American journalist, music critic, and teacher

Allan Kozinn (born July 28, 1954) is an American journalist, music critic, and teacher.

Kozinn received bachelor's degrees in music and journalism from Syracuse University in 1976. He began freelancing as a critic and music feature writer for The New York Times in 1977 and joined the paper's staff in 1991. Before joining the Times, he was a contributing editor to High Fidelity and Keynote magazines, and a frequent contributor to Guitar Player, Keyboard, Pulse, and other publications. He was also the first music critic for The New York Observer.
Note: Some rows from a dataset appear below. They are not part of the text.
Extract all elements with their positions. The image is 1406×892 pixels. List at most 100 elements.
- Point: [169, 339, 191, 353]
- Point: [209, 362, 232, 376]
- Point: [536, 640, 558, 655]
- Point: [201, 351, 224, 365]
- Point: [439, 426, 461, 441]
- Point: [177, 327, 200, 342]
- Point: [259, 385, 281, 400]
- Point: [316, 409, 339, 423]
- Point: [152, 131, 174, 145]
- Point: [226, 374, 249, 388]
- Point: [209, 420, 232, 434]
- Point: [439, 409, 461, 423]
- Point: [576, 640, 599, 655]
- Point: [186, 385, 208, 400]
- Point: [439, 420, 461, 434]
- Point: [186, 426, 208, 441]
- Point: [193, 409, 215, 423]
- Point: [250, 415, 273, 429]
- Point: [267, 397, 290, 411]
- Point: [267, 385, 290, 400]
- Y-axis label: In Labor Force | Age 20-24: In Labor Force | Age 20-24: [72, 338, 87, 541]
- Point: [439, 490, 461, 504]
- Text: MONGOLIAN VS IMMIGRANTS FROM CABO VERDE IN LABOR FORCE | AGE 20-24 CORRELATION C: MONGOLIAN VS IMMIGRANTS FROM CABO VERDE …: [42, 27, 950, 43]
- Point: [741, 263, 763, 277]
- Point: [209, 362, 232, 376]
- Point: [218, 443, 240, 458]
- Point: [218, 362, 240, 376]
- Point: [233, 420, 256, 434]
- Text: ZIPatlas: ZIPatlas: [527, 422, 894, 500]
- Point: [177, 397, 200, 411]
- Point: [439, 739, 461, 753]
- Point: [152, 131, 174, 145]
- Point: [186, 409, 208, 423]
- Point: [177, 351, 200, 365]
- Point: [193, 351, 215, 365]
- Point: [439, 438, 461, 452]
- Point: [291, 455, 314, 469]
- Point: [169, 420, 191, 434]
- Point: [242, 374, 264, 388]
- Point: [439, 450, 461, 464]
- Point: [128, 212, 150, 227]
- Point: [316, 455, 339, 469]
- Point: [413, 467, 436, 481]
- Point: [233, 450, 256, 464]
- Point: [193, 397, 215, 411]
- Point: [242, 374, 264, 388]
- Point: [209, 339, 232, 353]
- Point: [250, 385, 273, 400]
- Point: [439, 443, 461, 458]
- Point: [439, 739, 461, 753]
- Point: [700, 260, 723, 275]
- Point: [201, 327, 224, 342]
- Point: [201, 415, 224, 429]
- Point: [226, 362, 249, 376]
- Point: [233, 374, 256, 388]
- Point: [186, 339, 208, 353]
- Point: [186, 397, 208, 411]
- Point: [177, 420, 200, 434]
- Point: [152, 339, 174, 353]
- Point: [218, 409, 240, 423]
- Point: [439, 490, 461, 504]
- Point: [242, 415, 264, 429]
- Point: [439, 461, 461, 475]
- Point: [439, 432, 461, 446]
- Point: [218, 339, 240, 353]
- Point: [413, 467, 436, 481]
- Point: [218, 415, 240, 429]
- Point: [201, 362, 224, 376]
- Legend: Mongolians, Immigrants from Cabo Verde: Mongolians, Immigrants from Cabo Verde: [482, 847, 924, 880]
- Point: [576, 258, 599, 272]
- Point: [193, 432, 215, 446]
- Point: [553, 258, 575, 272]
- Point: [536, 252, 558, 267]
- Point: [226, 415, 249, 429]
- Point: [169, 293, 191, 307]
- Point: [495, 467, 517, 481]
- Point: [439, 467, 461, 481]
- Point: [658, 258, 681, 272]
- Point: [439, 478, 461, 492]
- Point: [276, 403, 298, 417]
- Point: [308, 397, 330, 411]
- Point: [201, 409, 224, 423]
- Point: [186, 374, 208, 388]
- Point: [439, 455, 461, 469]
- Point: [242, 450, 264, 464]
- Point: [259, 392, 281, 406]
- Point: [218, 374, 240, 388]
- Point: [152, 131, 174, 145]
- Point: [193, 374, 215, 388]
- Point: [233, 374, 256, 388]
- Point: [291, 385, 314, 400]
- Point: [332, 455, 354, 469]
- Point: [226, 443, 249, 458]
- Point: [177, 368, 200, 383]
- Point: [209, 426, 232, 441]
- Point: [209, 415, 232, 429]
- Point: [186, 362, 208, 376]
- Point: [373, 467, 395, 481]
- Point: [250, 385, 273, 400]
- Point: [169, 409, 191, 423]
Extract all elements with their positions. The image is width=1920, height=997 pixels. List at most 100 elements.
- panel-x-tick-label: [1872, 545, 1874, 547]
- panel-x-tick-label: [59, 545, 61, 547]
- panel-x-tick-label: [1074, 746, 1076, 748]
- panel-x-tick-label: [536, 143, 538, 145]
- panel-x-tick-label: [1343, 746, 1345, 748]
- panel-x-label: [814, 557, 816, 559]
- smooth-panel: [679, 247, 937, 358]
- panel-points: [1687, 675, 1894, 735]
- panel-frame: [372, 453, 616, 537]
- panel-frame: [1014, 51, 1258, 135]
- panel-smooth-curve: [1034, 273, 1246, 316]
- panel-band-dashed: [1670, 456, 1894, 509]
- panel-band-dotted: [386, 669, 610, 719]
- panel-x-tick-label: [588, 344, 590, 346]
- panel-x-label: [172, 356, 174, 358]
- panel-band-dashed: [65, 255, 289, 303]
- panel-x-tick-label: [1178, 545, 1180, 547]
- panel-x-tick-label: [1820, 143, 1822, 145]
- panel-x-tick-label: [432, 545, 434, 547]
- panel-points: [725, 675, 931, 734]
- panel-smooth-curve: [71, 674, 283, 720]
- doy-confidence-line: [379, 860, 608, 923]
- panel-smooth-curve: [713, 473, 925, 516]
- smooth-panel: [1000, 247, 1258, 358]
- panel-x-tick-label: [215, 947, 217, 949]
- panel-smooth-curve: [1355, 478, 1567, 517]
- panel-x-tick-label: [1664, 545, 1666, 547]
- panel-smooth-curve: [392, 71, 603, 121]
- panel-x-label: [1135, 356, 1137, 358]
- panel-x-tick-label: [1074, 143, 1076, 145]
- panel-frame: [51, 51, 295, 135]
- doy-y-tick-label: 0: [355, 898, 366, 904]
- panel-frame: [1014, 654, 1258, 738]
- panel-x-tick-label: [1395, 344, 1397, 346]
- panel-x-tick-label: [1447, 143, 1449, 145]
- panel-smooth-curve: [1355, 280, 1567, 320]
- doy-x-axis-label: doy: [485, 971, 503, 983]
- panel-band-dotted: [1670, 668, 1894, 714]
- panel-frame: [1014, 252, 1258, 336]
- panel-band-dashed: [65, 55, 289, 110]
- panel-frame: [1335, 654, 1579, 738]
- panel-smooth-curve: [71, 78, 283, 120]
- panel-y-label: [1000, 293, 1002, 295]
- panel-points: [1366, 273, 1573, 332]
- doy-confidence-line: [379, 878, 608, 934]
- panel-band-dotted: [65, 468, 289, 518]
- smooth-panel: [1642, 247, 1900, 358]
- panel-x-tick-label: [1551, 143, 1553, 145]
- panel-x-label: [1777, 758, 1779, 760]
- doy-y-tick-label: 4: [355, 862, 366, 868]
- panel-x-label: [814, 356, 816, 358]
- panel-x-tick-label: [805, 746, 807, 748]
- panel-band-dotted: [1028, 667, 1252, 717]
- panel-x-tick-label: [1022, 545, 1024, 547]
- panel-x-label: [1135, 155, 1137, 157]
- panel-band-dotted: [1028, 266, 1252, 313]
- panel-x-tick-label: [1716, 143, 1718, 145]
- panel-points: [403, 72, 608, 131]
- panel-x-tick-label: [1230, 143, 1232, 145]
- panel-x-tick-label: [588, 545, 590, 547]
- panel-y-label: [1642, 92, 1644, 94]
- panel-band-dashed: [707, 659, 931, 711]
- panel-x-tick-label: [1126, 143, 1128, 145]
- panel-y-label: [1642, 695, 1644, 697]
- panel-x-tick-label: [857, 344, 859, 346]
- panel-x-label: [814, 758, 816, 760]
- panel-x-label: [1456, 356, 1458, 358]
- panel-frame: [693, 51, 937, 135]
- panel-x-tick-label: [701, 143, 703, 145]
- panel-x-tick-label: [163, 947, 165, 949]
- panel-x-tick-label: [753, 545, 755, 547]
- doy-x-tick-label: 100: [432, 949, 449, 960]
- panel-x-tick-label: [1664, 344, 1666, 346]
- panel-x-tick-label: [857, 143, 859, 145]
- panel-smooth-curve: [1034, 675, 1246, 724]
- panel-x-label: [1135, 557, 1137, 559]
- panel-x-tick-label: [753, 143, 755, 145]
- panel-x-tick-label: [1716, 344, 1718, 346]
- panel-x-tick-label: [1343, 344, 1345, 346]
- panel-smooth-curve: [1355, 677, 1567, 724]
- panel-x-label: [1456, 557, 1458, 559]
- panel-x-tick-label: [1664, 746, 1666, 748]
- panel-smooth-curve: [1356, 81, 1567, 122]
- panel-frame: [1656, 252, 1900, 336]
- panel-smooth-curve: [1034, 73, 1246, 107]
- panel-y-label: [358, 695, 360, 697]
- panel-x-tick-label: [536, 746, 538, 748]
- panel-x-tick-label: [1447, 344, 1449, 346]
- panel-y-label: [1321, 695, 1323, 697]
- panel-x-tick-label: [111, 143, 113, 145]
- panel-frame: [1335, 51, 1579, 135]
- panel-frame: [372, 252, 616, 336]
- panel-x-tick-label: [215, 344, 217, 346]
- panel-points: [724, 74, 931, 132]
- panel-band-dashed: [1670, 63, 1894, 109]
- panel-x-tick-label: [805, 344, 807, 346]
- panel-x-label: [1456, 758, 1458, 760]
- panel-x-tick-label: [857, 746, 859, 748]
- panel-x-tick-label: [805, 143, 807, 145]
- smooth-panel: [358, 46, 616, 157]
Kozinn has written a number of books, including Guitar: The History, the Music, the Players (1984), Mischa Elman and the Romantic Style (1990), The Beatles (1995), Classical Music: A Critic's Guide to the 100 Most Important Recordings (2004), Got That Something: How the Beatles' I Want to Hold Your Hand Changed Everything (2014) and Spoleto 40 - Spoleto Festival USA 40 Years (2016). In 2014, Kozinn began working with researcher Adrian Sinclair on The McCartney Legacy, a multi-volume biography of Paul McCartney. Volume 1 was published in December 2022.

Kozinn joined the faculty of New York University in 2004, where, through 2014, he taught courses in music criticism, Baroque music, and the Beatles. He also taught a course in the history of musical interpretation at the Juilliard School.

In September 2012, The New York Times reassigned Kozinn from his former duties as a classical music critic to general cultural reporting, which caused controversy at the time. In December 2014, Kozinn left the Times, in a round of layoffs and buyouts at the newspaper. He moved to Portland, Maine, in 2015, and was the classical music critic at the Portland Press Herald from 2015 to 2020 and a freelance critic for the Times, The Wall Street Journal and The Washington Post. He is currently a co-host of the video podcast Things We Said Today - A Beatles Video Podcast.

Kozinn is married to the writer Paula Brochu. The couple resides in Portland, Maine.